Les responsables voyaient la crise venir, « mais on l’attendait plutôt pour 2017. Nous espérions que l’exploitation de nouveaux gisements et la construction de nouvelles centrales allaient répondre à la demande croissante », avoue Hafez Salmawy, président de l’Organisme de règlement de l’électricité. Mais ni les gisements ni les nouvelles centrales n’ont vu le jour et, depuis des années, le pays connaît des coupures de courant qui se font de plus en plus fréquentes.
Les régimes successifs ne manquent pas de justifications. Le gouvernement de Mahlab en avance quatre. La pénurie de carburants nécessaires au fonctionnement des centrales, la détérioration de certaines centrales, le sabotage mené par les partisans du président déchu et la surconsommation des Egyptiens.
Pourtant, selon les données de la Banque mondiale en 2011, la consommation moyenne d’électricité par habitant était 10 fois inférieure à celle d’un Qatari et deux fois inférieure à celle d’un Sud-Africain. Le gouvernement ne cesse pourtant de demander aux Egyptiens de réduire leur consommation.
Le sabotage mené par les Frères musulmans et autres, gonflé par le gouvernement, ne touche finalement qu’environ 1% de la production, selon les responsables du ministère de l’Electricité.
Les experts s’accordent à croire que la crise est avant tout liée au carburant, gaz naturel en tête, puisque la grande majorité des centrales sont construites pour fonctionner à base de gaz naturel. « L’utilisation de mazout lourd et de diesel endommage les moteurs et réduit la production », précise Akram Ismaïl.
D’après un responsable auprès des centrales parlant sous couvert de l’anonymat, des centrales d’une capacité d’environ 2 000 mégawatts ont été ainsi mises hors service pour entretien et seront probablement rejointes par d’autres vouées à la retraite. 27% des centrales ont déjà plus de 20 ans.
Le changement de carburant était la solution pour laquelle avait opté immédiatement le gouvernement depuis que la production de gaz naturel a dégringolé. La révolution de janvier 2011 et l’instabilité politique qui a perduré 3 ans ont poussé à la stagnation des explorations de nouveaux champs, et l’Etat s’est finalement retrouvé endetté de 6 milliards de dollars envers son « partenaire étranger ».
« La production a ainsi baissé de 6 milliards de m3 à 5,2 milliards, puis à 4,7 », précise Hafez Salmawy.
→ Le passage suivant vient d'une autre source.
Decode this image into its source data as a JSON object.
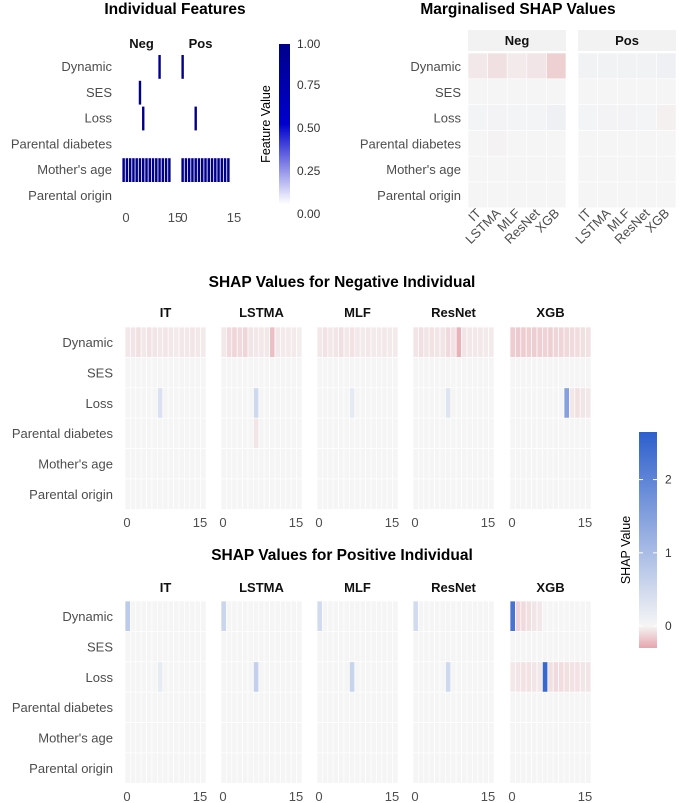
{
  "features": [
    "Dynamic",
    "SES",
    "Loss",
    "Parental diabetes",
    "Mother's age",
    "Parental origin"
  ],
  "models": [
    "IT",
    "LSTMA",
    "MLF",
    "ResNet",
    "XGB"
  ],
  "chart_data": [
    {
      "id": "individual",
      "type": "heatmap",
      "title": "Individual Features",
      "facets": [
        "Neg",
        "Pos"
      ],
      "x_ticks": [
        "0",
        "15",
        "0",
        "15"
      ],
      "time_steps": 15,
      "legend": {
        "title": "Feature Value",
        "ticks": [
          "1.00",
          "0.75",
          "0.50",
          "0.25",
          "0.00"
        ],
        "colors": [
          "#ffffff",
          "#0000cc",
          "#00008b"
        ]
      },
      "cells": {
        "Neg": {
          "Dynamic": {
            "11": 1
          },
          "SES": {
            "5": 1
          },
          "Loss": {
            "6": 1
          },
          "Mother's age": {
            "all": 1
          }
        },
        "Pos": {
          "Dynamic": {
            "0": 1
          },
          "Loss": {
            "4": 1
          },
          "Mother's age": {
            "all": 1
          }
        }
      }
    },
    {
      "id": "marginalised",
      "type": "heatmap",
      "title": "Marginalised SHAP Values",
      "facets": [
        "Neg",
        "Pos"
      ],
      "x_categories": [
        "IT",
        "LSTMA",
        "MLF",
        "ResNet",
        "XGB"
      ],
      "values": {
        "Neg": {
          "Dynamic": [
            -0.05,
            -0.08,
            -0.04,
            -0.06,
            -0.14
          ],
          "SES": [
            0,
            0,
            0,
            0,
            0
          ],
          "Loss": [
            0.02,
            0.03,
            0.02,
            0.02,
            0.08
          ],
          "Parental diabetes": [
            0,
            -0.01,
            0,
            0,
            0
          ],
          "Mother's age": [
            0,
            0,
            0,
            0,
            0
          ],
          "Parental origin": [
            0,
            0,
            0,
            0,
            0
          ]
        },
        "Pos": {
          "Dynamic": [
            0.06,
            0.05,
            0.05,
            0.05,
            0.08
          ],
          "SES": [
            0,
            0,
            0,
            0,
            0
          ],
          "Loss": [
            0.02,
            0.03,
            0.03,
            0.02,
            -0.02
          ],
          "Parental diabetes": [
            0,
            0,
            0,
            0,
            0
          ],
          "Mother's age": [
            0,
            0,
            0,
            0,
            0
          ],
          "Parental origin": [
            0,
            0,
            0,
            0,
            0
          ]
        }
      }
    },
    {
      "id": "neg_shap",
      "type": "heatmap",
      "title": "SHAP Values for Negative Individual",
      "facets": [
        "IT",
        "LSTMA",
        "MLF",
        "ResNet",
        "XGB"
      ],
      "x_ticks": [
        "0",
        "15",
        "0",
        "15",
        "0",
        "15",
        "0",
        "15",
        "0",
        "15"
      ],
      "time_steps": 15,
      "values": {
        "IT": {
          "Dynamic": [
            -0.05,
            -0.06,
            -0.08,
            -0.05,
            -0.07,
            -0.06,
            -0.05,
            -0.06,
            -0.05,
            -0.04,
            -0.05,
            -0.05,
            -0.06,
            -0.05,
            -0.04
          ],
          "Loss": {
            "6": 0.35
          }
        },
        "LSTMA": {
          "Dynamic": [
            -0.05,
            -0.1,
            -0.12,
            -0.1,
            -0.12,
            -0.06,
            -0.05,
            -0.05,
            -0.05,
            -0.2,
            -0.05,
            -0.04,
            -0.04,
            -0.04,
            -0.03
          ],
          "Loss": {
            "6": 0.5
          },
          "Parental diabetes": {
            "6": -0.06
          }
        },
        "MLF": {
          "Dynamic": [
            -0.05,
            -0.07,
            -0.05,
            -0.06,
            -0.08,
            -0.05,
            -0.07,
            -0.05,
            -0.04,
            -0.05,
            -0.04,
            -0.04,
            -0.05,
            -0.04,
            -0.04
          ],
          "Loss": {
            "6": 0.22
          }
        },
        "ResNet": {
          "Dynamic": [
            -0.06,
            -0.08,
            -0.06,
            -0.07,
            -0.06,
            -0.06,
            -0.1,
            -0.07,
            -0.25,
            -0.06,
            -0.05,
            -0.05,
            -0.05,
            -0.04,
            -0.04
          ],
          "Loss": {
            "6": 0.3
          }
        },
        "XGB": {
          "Dynamic": [
            -0.15,
            -0.16,
            -0.15,
            -0.14,
            -0.15,
            -0.14,
            -0.13,
            -0.14,
            -0.12,
            -0.12,
            -0.11,
            -0.1,
            -0.09,
            -0.08,
            -0.07
          ],
          "Loss": {
            "10": 1.5,
            "11": -0.05,
            "12": -0.08,
            "13": -0.06,
            "14": -0.05
          }
        }
      }
    },
    {
      "id": "pos_shap",
      "type": "heatmap",
      "title": "SHAP Values for Positive Individual",
      "facets": [
        "IT",
        "LSTMA",
        "MLF",
        "ResNet",
        "XGB"
      ],
      "x_ticks": [
        "0",
        "15",
        "0",
        "15",
        "0",
        "15",
        "0",
        "15",
        "0",
        "15"
      ],
      "time_steps": 15,
      "values": {
        "IT": {
          "Dynamic": {
            "0": 0.75
          },
          "Loss": {
            "6": 0.18
          }
        },
        "LSTMA": {
          "Dynamic": {
            "0": 0.55
          },
          "Loss": {
            "6": 0.65
          }
        },
        "MLF": {
          "Dynamic": {
            "0": 0.45
          },
          "Loss": {
            "6": 0.6
          }
        },
        "ResNet": {
          "Dynamic": {
            "0": 0.45
          },
          "Loss": {
            "6": 0.5
          }
        },
        "XGB": {
          "Dynamic": {
            "0": 2.3,
            "1": -0.12,
            "2": -0.1,
            "3": -0.08,
            "4": -0.06,
            "5": -0.05
          },
          "Loss": {
            "0": -0.05,
            "1": -0.06,
            "2": -0.07,
            "3": -0.07,
            "4": -0.06,
            "5": -0.05,
            "6": 2.5,
            "7": -0.08,
            "8": -0.1,
            "9": -0.09,
            "10": -0.08,
            "11": -0.07,
            "12": -0.07,
            "13": -0.06,
            "14": -0.06
          }
        }
      }
    }
  ],
  "shap_legend": {
    "title": "SHAP Value",
    "ticks": [
      "2",
      "1",
      "0"
    ],
    "tick_values": [
      2,
      1,
      0
    ],
    "min": -0.3,
    "max": 2.65,
    "neg_color": "#e6a5ad",
    "mid_color": "#f5f5f5",
    "pos_color": "#2d5fcc"
  }
}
Selon une étude menée par le chercheur Amr Adly de l’Université Stanford et publiée par l’Initiative égyptienne des droits personnels, l’Egypte a perdu environ 10 milliards de dollars de revenus en gaz de 2005 à 2010. L’étude intitulée « Contrats de corruption du gaz à l’ère Moubarak » révèle que le régime de Moubarak avait permis l’exportation de milliards de mètres cubes de gaz vers la Jordanie, l’Espagne et Israël, à des prix très bas.
Importer davantage
Le gouvernement Mahlab entend aujourd’hui compter sur les importations, mais à des prix beaucoup plus élevés. Sissi aurait ainsi conclu des accords avec l’Algérie et la Russie. Les responsables avancent décembre comme date d’arrivée du gaz naturel pour répondre au déficit.
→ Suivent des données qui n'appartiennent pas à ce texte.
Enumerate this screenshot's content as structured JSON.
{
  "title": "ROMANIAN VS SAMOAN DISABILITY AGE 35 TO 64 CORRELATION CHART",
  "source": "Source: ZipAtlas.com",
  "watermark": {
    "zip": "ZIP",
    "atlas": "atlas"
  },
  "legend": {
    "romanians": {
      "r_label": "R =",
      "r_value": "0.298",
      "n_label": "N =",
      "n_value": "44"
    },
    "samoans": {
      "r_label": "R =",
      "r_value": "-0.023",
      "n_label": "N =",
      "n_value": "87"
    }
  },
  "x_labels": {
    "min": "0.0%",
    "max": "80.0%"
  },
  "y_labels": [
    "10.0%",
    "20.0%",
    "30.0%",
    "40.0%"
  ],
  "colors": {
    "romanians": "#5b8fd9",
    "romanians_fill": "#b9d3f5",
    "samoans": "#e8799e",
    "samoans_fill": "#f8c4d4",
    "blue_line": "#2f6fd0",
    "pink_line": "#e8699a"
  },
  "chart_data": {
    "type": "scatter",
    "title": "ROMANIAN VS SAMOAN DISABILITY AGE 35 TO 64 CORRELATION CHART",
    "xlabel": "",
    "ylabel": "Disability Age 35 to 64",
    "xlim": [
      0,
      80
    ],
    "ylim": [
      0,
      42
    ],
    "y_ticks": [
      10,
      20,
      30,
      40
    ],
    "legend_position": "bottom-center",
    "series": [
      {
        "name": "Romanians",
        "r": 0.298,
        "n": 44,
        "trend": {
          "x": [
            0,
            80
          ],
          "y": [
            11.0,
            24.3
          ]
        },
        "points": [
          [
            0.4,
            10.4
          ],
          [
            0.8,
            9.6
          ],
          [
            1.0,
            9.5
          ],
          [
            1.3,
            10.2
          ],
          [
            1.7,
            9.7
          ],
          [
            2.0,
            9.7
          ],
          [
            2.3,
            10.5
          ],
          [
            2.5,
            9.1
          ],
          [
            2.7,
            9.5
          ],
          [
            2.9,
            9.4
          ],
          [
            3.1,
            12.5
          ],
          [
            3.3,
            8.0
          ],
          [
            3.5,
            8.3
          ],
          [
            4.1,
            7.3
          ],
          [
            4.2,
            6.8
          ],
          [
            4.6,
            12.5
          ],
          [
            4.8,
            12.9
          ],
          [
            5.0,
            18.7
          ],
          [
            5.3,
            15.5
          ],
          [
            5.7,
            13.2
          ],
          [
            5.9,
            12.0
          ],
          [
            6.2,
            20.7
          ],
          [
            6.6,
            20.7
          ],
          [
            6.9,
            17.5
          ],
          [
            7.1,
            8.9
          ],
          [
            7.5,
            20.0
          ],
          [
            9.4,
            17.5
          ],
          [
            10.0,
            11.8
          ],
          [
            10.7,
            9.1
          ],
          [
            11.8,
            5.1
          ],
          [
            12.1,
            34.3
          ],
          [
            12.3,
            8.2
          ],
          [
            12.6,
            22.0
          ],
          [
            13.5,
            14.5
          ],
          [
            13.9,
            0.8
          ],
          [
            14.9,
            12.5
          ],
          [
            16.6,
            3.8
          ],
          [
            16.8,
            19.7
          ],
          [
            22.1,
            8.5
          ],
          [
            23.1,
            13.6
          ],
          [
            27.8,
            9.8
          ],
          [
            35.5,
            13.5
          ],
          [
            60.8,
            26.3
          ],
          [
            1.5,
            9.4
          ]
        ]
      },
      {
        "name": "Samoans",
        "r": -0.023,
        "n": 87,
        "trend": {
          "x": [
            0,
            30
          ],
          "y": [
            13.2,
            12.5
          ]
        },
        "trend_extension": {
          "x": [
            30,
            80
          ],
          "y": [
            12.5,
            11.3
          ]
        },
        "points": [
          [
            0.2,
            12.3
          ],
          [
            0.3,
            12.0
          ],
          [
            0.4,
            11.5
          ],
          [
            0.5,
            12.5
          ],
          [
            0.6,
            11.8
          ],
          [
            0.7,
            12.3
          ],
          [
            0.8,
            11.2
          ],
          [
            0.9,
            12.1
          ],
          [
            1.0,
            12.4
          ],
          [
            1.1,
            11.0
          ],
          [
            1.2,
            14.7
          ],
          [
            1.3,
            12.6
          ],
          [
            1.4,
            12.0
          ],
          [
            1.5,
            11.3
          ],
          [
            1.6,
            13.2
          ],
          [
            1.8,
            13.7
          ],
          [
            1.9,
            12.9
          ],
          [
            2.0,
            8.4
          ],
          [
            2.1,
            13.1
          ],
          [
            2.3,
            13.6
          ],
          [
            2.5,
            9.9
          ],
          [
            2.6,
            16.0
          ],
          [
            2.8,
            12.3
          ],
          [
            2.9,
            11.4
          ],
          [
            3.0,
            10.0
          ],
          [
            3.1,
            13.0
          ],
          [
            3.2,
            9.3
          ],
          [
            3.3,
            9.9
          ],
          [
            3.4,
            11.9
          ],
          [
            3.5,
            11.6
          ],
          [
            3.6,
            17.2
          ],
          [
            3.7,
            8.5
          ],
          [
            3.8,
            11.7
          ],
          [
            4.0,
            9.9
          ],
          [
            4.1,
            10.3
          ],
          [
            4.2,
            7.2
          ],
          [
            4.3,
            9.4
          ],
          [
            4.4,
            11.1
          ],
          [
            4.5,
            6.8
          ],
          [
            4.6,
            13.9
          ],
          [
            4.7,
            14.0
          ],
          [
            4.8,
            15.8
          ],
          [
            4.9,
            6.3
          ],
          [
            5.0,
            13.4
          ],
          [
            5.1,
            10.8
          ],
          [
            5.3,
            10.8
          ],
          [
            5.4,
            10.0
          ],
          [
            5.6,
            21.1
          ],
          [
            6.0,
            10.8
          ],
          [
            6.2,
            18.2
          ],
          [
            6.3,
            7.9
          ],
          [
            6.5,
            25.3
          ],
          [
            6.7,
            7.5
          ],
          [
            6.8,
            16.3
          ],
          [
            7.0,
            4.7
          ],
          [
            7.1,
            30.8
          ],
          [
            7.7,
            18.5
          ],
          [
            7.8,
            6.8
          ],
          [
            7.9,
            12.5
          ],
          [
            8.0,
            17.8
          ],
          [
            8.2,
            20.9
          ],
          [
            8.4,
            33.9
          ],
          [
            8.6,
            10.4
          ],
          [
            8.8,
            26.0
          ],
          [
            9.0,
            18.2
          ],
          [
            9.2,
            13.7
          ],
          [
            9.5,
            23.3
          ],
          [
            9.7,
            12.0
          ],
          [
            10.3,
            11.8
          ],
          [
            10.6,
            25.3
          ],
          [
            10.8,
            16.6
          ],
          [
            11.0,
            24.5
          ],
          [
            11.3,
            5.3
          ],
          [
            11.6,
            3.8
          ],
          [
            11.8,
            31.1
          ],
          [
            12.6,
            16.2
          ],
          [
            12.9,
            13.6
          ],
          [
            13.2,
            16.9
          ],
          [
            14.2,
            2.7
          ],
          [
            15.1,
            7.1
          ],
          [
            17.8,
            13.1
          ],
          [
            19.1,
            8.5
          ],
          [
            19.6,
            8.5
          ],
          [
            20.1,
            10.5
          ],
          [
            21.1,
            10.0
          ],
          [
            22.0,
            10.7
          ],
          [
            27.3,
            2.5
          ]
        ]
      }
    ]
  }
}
En juin, Alger avait annoncé avoir accepté livrer 5 cargaisons de gaz naturel liquéfié à l’Egypte, d’ici la fin de l’année. « Les installations actuelles ne le permettent pas. Elle ont été construites pour l’exportation et non pas l’importation. On a besoin d’un terminal offshore », précise encore Akram Ismaïl.
Le port de Damiette permet une importation de petites quantités, mais Le Caire n’a pas annoncé son aménagement ou son expansion pour une éventuelle importation. Et d’où viendrait le financement? Pour l’instant, Le Caire compte sur des aides et dons de plusieurs milliards de dollars en provenance notamment d’Arabie saoudite et des Emirats arabes unis.
Parallèlement, le gouvernement a réduit les subventions sur les carburants. Il a du même coup autorisé l’importation du charbon pour pallier le manque de gaz, provoquant une vaste polémique environnementale. Le gouvernement a également affirmé sa volonté d’ouvrir la production de l’électricité au secteur privé. Mais pour l’heure, rien ne permet d’envisager une amélioration sur le long terme.